Beliebt seit einiger Zeit ist beim „Neuerfinden“ eine Anlehnung an die Start-up-Welt. Immerhin gilt es ja, agiler, flexibler und ohnehin innovativer zu werden. Und das sind nun mal Attribute, die man gemeinhin Start-ups zuspricht. Aus der Motivation, über den Tellerrand zu schauen und von den Methoden der Start-ups lernen zu wollen, hat sich zuletzt jedoch eine Art „Start-up-Hysterie“ entwickelt.

Einige Manager lassen sich in dieser Zeit besonders gern mit jungen Gründern mit Vollbart ablichten, und so manch ein CEO verzichtet dabei auf den Schlips. Stellt sich die Frage: Wer sind diese Start-ups, mit denen man sich gern schmückt? Und können sie mehr als nur Hipster-Bart und Kickertisch?

Zunächst sollte man klarstellen: Ja, es gibt sie wirklich, die „Lifestyle-Start-ups“. Aber Trittbrettfahrer bei stark gehypten Themen waren schon immer zugegen. Und wenn man mal von Äußerlichkeiten absieht und bei erfolgreichen Start-ups genau hinschaut, erkennt man schnell, dass hier wirklich mit Methodik gearbeitet wird. Zu erwähnen ist dabei zum Beispiel das Konzept „Lean Startup“ nach Eric Ries. Hierbei geht’s darum, in einem unsicheren Umfeld risikoreduziert Innovation voranzutreiben. Vor genau dieser Herausforderung stehen auch die meisten etablierten Unternehmen.

Was ihnen allerdings fehlt, ist der feste Wille und oft auch die Möglichkeit, eine Geschäftsidee in ein validiertes Geschäftsmodell zu überführen, Risiken einzugehen und dabei auf konventionelle, einschränkende Prozesse zu verzichten.

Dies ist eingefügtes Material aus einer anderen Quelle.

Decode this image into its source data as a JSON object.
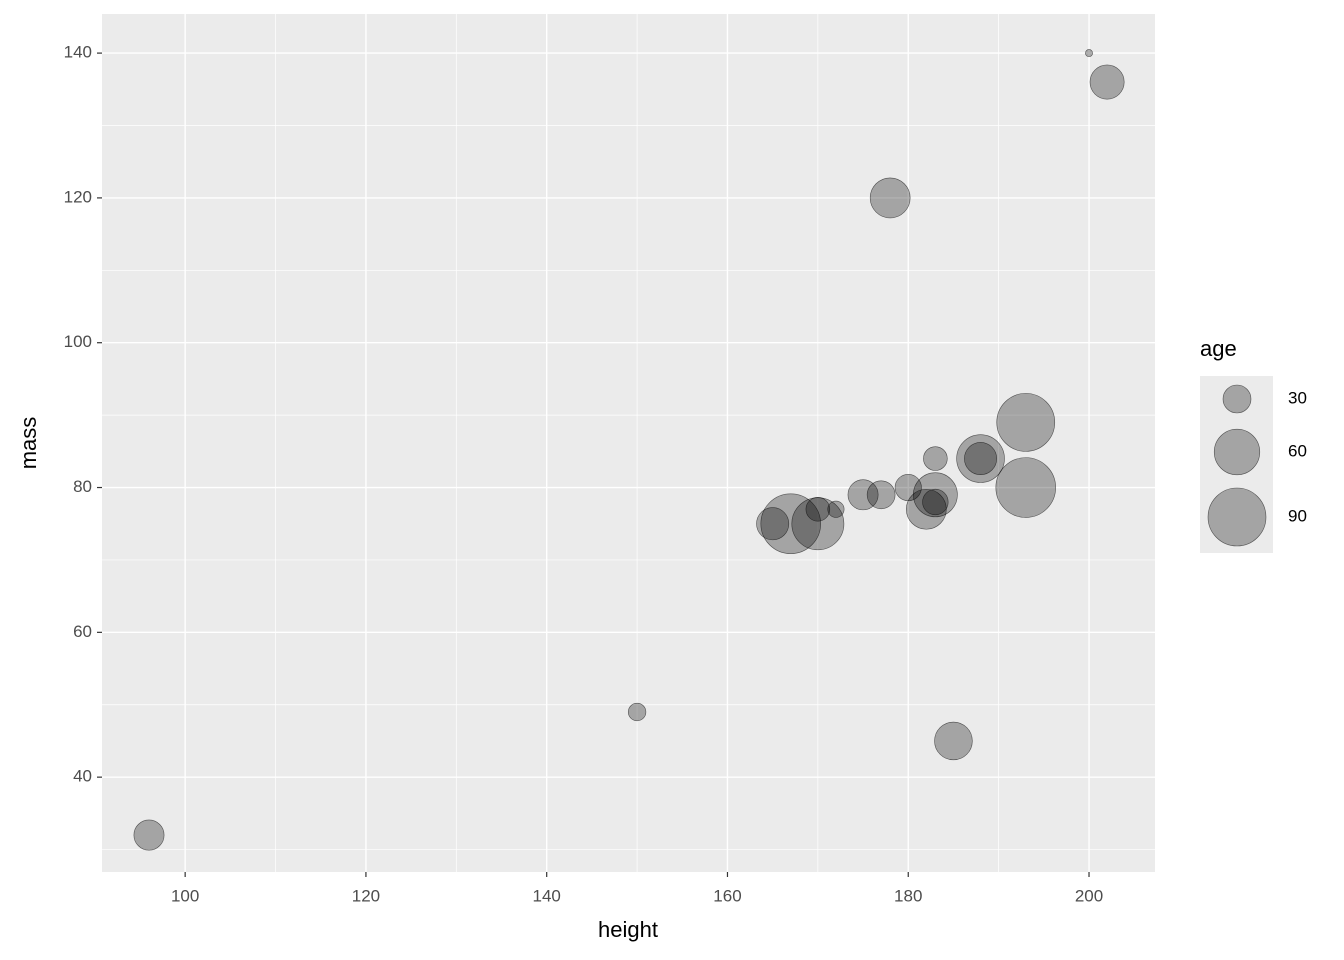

Während Geschäftskonzepte im Konzern in ewig langen Freigabeprozessen langsam verrotten, ohne je von einem potenziellen Kunden gesehen worden zu sein, bringen Start-ups den x-ten Prototyp nach Markttests raus.

Ist dann das Heil der Wirtschaftswelt also in den Händen von Start-ups zu suchen? Ein klares „Jein”. Start-ups erfinden das Business ja nicht neu. Sie machen „nur“ ein paar Dinge anders und besser, auf die es im Moment ankommt. Sobald ihr Geschäft allerdings anläuft, müssen sie genauso wie etablierte Unternehmen arbeiten: Akquise, Marketing, Controlling und all das, womit diese seit zig Jahren Erfahrung haben. Genau hierbei können Start-ups dann wiederum von Konzernen lernen.

Es macht also durchaus Sinn, darüber nachzudenken, wie Start-ups und etablierte Unternehmen enger zusammenarbeiten können. Möglich erscheint dies zum Beispiel in Form einer adaptierten „Corporate Lean Start-up“-Methode, die ein passgenaues Neugeschäft für etablierte Unternehmen entwickelt.

Denn was am Ende zählt, ist nun mal der wirtschaftliche Erfolg und nicht nur die Adaption von Vollbart und Kickertisch.